Just like the CDC, we wouldn’t want you to panic about the coronavirus. But it can’t hurt to be prepared, and that applies to your estate plan as well as your pantry and disinfectant supply. There is of course the obvious: If you die, you’d want your plan to be in order. It appears, though, that the chances of that are pretty slim. It’s more likely that you may be out of commission for a time even if you don’t get sick. You could end up quarantined on a cruise ship, in a hotel, or at home. Or maybe you do get sick and you are in isolation at a health facility or just don’t feel like doing anything but sleeping for a few weeks or more. Are your affairs set up to keep your life going if you can’t maintain your regular routine?
The most important documents to review: your powers of attorney and revocable trust, if you have one.
Why? These are the documents that allow others to step in for you if you are unable to handle your affairs.
Powers of Attorney
Your general financial power of attorney names someone (an “agent” or “attorney in fact”) to handle your finances if you can’t. Such a document typically gives your agent the power to do every possible financial act for you. But if you have a trust, it’s the successor trustee who would handle the trust assets. Your power of attorney for health care names an agent to make medical decisions for you if you can’t. Of these three, the medical power is the least important. Arizona law allows relatives and even friends to make medical decisions for you, but there is no similar law for finances. Even spouses don’t automatically get access to their spouse’s separate assets.
Powers of attorney are not just for elderly people; every adult should have them, and this nasty virus illustrates why. The virus spreads easily, anyone can get it, and no one knows how hard it might hit. In unpredictable situations, be prepared by reviewing your plan and updating it, if needed.
Get or Review Documents
First of all, you should have powers of attorney. Although you can easily find basic power of attorney forms online or at an office supply store, an established estate planning attorney’s documents will include more provisions, and the attorney can customize the documents to specifically suit your situation.
If you have documents and need to review, first look at your financial power. How well will it work if you get stuck or sick? Consider:
1) Who you name as your agent. If your agent is your spouse, that’s nice but not be good enough. You are probably physically close, so he/she might be sick or quarantined, too. You should name at least one back up. Many clients like to name close friends or kids that live in town. With this virus, closeness can be a detriment. You can name co-agents, and the one(s) who are able can act. Consider institutional agents, such as a bank or licensed fiduciary (like Fleming & Curti); the chance of an entire office going down with the virus is much lower than a single individual you might name.
2) What it takes for the power to kick in. If you have a “springing” power, one that requires one or even two doctors to weigh in on whether you are able to handle your affairs, reconsider. If the health care system is even more swamped than it is now, securing letters from doctors may hamper your agent’s ability to help you. And, why would you need a doctor to weigh in if you are stuck in another country or on a cruise ship? Consider allowing your power to become effective upon signing.

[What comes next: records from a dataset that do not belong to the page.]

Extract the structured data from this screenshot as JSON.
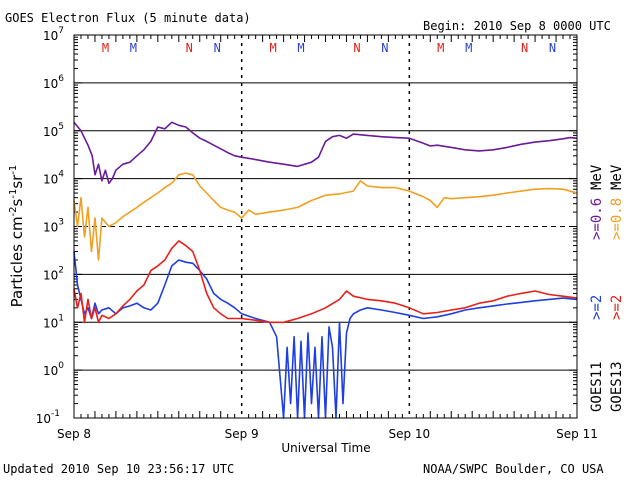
{
  "header": {
    "title": "GOES Electron Flux (5 minute data)",
    "begin": "Begin: 2010 Sep 8 0000 UTC"
  },
  "footer": {
    "updated": "Updated 2010 Sep 10 23:56:17 UTC",
    "credit": "NOAA/SWPC Boulder, CO USA"
  },
  "chart_data": {
    "type": "line",
    "title": "GOES Electron Flux (5 minute data)",
    "xlabel": "Universal Time",
    "ylabel": "Particles cm-2s-1sr-1",
    "yscale": "log",
    "xlim": [
      0,
      72
    ],
    "ylim": [
      0.1,
      10000000
    ],
    "x_tick_labels": [
      {
        "x": 0,
        "label": "Sep 8"
      },
      {
        "x": 24,
        "label": "Sep 9"
      },
      {
        "x": 48,
        "label": "Sep 10"
      },
      {
        "x": 72,
        "label": "Sep 11"
      }
    ],
    "y_ticks": [
      0.1,
      1,
      10,
      100,
      1000,
      10000,
      100000,
      1000000,
      10000000
    ],
    "y_tick_labels": [
      {
        "base": "10",
        "exp": "-1"
      },
      {
        "base": "10",
        "exp": "0"
      },
      {
        "base": "10",
        "exp": "1"
      },
      {
        "base": "10",
        "exp": "2"
      },
      {
        "base": "10",
        "exp": "3"
      },
      {
        "base": "10",
        "exp": "4"
      },
      {
        "base": "10",
        "exp": "5"
      },
      {
        "base": "10",
        "exp": "6"
      },
      {
        "base": "10",
        "exp": "7"
      }
    ],
    "dashed_threshold": 1000,
    "midnight_markers": [
      {
        "x": 4.5,
        "label": "M",
        "color": "#e0201a"
      },
      {
        "x": 8.5,
        "label": "M",
        "color": "#2a3fd6"
      },
      {
        "x": 16.5,
        "label": "N",
        "color": "#e0201a"
      },
      {
        "x": 20.5,
        "label": "N",
        "color": "#2a3fd6"
      },
      {
        "x": 28.5,
        "label": "M",
        "color": "#e0201a"
      },
      {
        "x": 32.5,
        "label": "M",
        "color": "#2a3fd6"
      },
      {
        "x": 40.5,
        "label": "N",
        "color": "#e0201a"
      },
      {
        "x": 44.5,
        "label": "N",
        "color": "#2a3fd6"
      },
      {
        "x": 52.5,
        "label": "M",
        "color": "#e0201a"
      },
      {
        "x": 56.5,
        "label": "M",
        "color": "#2a3fd6"
      },
      {
        "x": 64.5,
        "label": "N",
        "color": "#e0201a"
      },
      {
        "x": 68.5,
        "label": "N",
        "color": "#2a3fd6"
      }
    ],
    "legend": {
      "goes11_label": "GOES11",
      "goes13_label": "GOES13",
      "g11_gt2": ">=2",
      "g11_gt06": ">=0.6",
      "g13_gt2": ">=2",
      "g13_gt08": ">=0.8",
      "unit": "MeV"
    },
    "series": [
      {
        "name": "GOES11 >=0.6 MeV",
        "color": "#6a1b9a",
        "x": [
          0,
          1,
          2,
          2.6,
          3,
          3.5,
          4,
          4.5,
          5,
          5.5,
          6,
          7,
          8,
          9,
          10,
          11,
          12,
          13,
          14,
          15,
          16,
          17,
          18,
          19,
          20,
          21,
          22,
          23,
          24,
          26,
          28,
          30,
          32,
          34,
          35,
          36,
          37,
          38,
          39,
          40,
          42,
          44,
          46,
          48,
          50,
          51,
          52,
          54,
          56,
          58,
          60,
          62,
          64,
          66,
          68,
          70,
          71,
          72
        ],
        "y": [
          150000,
          100000,
          50000,
          30000,
          12000,
          20000,
          9000,
          15000,
          8000,
          10000,
          15000,
          20000,
          22000,
          30000,
          40000,
          60000,
          120000,
          110000,
          150000,
          130000,
          120000,
          90000,
          70000,
          60000,
          50000,
          42000,
          35000,
          30000,
          28000,
          25000,
          22000,
          20000,
          18000,
          22000,
          28000,
          60000,
          75000,
          80000,
          70000,
          85000,
          80000,
          75000,
          72000,
          70000,
          55000,
          48000,
          50000,
          45000,
          40000,
          38000,
          40000,
          45000,
          52000,
          58000,
          62000,
          68000,
          72000,
          70000
        ]
      },
      {
        "name": "GOES13 >=0.8 MeV",
        "color": "#f0a020",
        "x": [
          0,
          0.5,
          1,
          1.5,
          2,
          2.5,
          3,
          3.5,
          4,
          5,
          6,
          7,
          8,
          9,
          10,
          11,
          12,
          13,
          14,
          15,
          16,
          17,
          18,
          19,
          20,
          21,
          22,
          23,
          24,
          25,
          26,
          28,
          30,
          32,
          34,
          36,
          38,
          40,
          41,
          42,
          44,
          46,
          48,
          50,
          51,
          52,
          53,
          54,
          56,
          58,
          60,
          62,
          64,
          66,
          68,
          70,
          72
        ],
        "y": [
          3500,
          1000,
          4000,
          600,
          2500,
          300,
          1500,
          200,
          1500,
          1000,
          1200,
          1600,
          2000,
          2500,
          3200,
          4000,
          5000,
          6500,
          8000,
          12000,
          13000,
          12000,
          7000,
          5000,
          3500,
          2500,
          2200,
          2000,
          1500,
          2200,
          1800,
          2000,
          2200,
          2500,
          3500,
          4500,
          4800,
          5500,
          9000,
          7000,
          6500,
          6500,
          5500,
          4200,
          3500,
          2500,
          4000,
          3800,
          4000,
          4200,
          4500,
          5000,
          5500,
          6000,
          6200,
          6000,
          5000
        ]
      },
      {
        "name": "GOES11 >=2 MeV",
        "color": "#1f3fe0",
        "x": [
          0,
          0.5,
          1,
          1.5,
          2,
          2.5,
          3,
          3.5,
          4,
          5,
          6,
          7,
          8,
          9,
          10,
          11,
          12,
          13,
          14,
          15,
          16,
          17,
          18,
          19,
          20,
          21,
          22,
          23,
          24,
          26,
          28,
          29,
          30,
          30.5,
          31,
          31.5,
          32,
          32.5,
          33,
          33.5,
          34,
          34.5,
          35,
          35.5,
          36,
          36.5,
          37,
          37.5,
          38,
          38.5,
          39,
          39.5,
          40,
          41,
          42,
          44,
          46,
          48,
          50,
          52,
          54,
          56,
          58,
          60,
          62,
          64,
          66,
          68,
          70,
          72
        ],
        "y": [
          300,
          60,
          30,
          15,
          20,
          12,
          25,
          15,
          18,
          20,
          15,
          20,
          22,
          25,
          20,
          18,
          25,
          60,
          150,
          200,
          180,
          170,
          120,
          80,
          40,
          30,
          25,
          20,
          15,
          12,
          10,
          5,
          0.1,
          3,
          0.2,
          5,
          0.1,
          4,
          0.1,
          6,
          0.2,
          3,
          0.1,
          5,
          0.1,
          8,
          3,
          0.1,
          10,
          0.2,
          6,
          12,
          15,
          18,
          20,
          18,
          16,
          14,
          12,
          13,
          15,
          18,
          20,
          22,
          24,
          26,
          28,
          30,
          32,
          30
        ]
      },
      {
        "name": "GOES13 >=2 MeV",
        "color": "#e8201a",
        "x": [
          0,
          0.5,
          1,
          1.5,
          2,
          2.5,
          3,
          3.5,
          4,
          5,
          6,
          7,
          8,
          9,
          10,
          11,
          12,
          13,
          14,
          15,
          16,
          17,
          18,
          19,
          20,
          21,
          22,
          24,
          26,
          28,
          30,
          32,
          34,
          36,
          38,
          39,
          40,
          42,
          44,
          46,
          48,
          50,
          52,
          54,
          56,
          58,
          60,
          62,
          64,
          66,
          68,
          70,
          72
        ],
        "y": [
          50,
          20,
          40,
          10,
          30,
          12,
          20,
          10,
          14,
          12,
          15,
          22,
          30,
          45,
          60,
          120,
          150,
          200,
          350,
          500,
          400,
          300,
          120,
          40,
          20,
          15,
          12,
          12,
          11,
          10,
          10,
          12,
          15,
          20,
          30,
          45,
          35,
          30,
          28,
          25,
          20,
          15,
          16,
          18,
          20,
          25,
          28,
          35,
          40,
          45,
          38,
          35,
          32
        ]
      }
    ]
  }
}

3) Whether it works. In Arizona, financial institutions may refuse to accept a power of attorney document — even if it is perfectly drafted and signed. A bank might refuse to honor a document because it’s too old (we recommend updating them every five years), the signature or notary stamp is blurry, or the agent looks suspicious. Moreover, some institutions have their own forms and will not honor any power of attorney prepared elsewhere. You should check with your bank, broker, financial adviser, etc., to ensure any financial power of attorney you have will be honored.
4) Your agent act effectively. Can he or she do the job without physically seeing you? Does the agent know you have named him or her? Do they have copies of the documents? Can they get access to the originals, if needed? Are your assets and obligations organized with clear marching orders? Can they access accounts online?
And if you have a trust, you will want to consider those same questions for those assets: What’s in the trust (is everything properly titled?). Who you have named as successor trustee? Will he or she be available? What steps need to be taken to give him or her authority to act? Can the agent access the assets? Can the agent access the original documents, if needed?
It usually makes sense for agent under power of attorney and successor trustees to be the same person, but there may be situations when it makes sense to separate them. Think carefully about how things might play out.
Medical, Post-Death Issues
Corona is a medical threat, so it also makes sense to review your health care power of attorney and living will. Will the people named be able to serve, if needed? Does your living will accurately express your wishes?
Then there’s imagining and preparing for the worst. Is your Will and/or trust up to date? Do you have a burial plan? Have you expressed your wishes over burial/cremation/scattering/services?
There’s never a bad time to review and revisit these issues, but a world-wide medical scare is a particularly good reason to do it. In the meantime, wash your hands, don’t touch your face, cough into a tissue (better than your elbow) and dispose of it right away, eat right, stay hydrated, and get plenty of rest. Chances are, you’ll make it through this, but it never hurts to be prepared.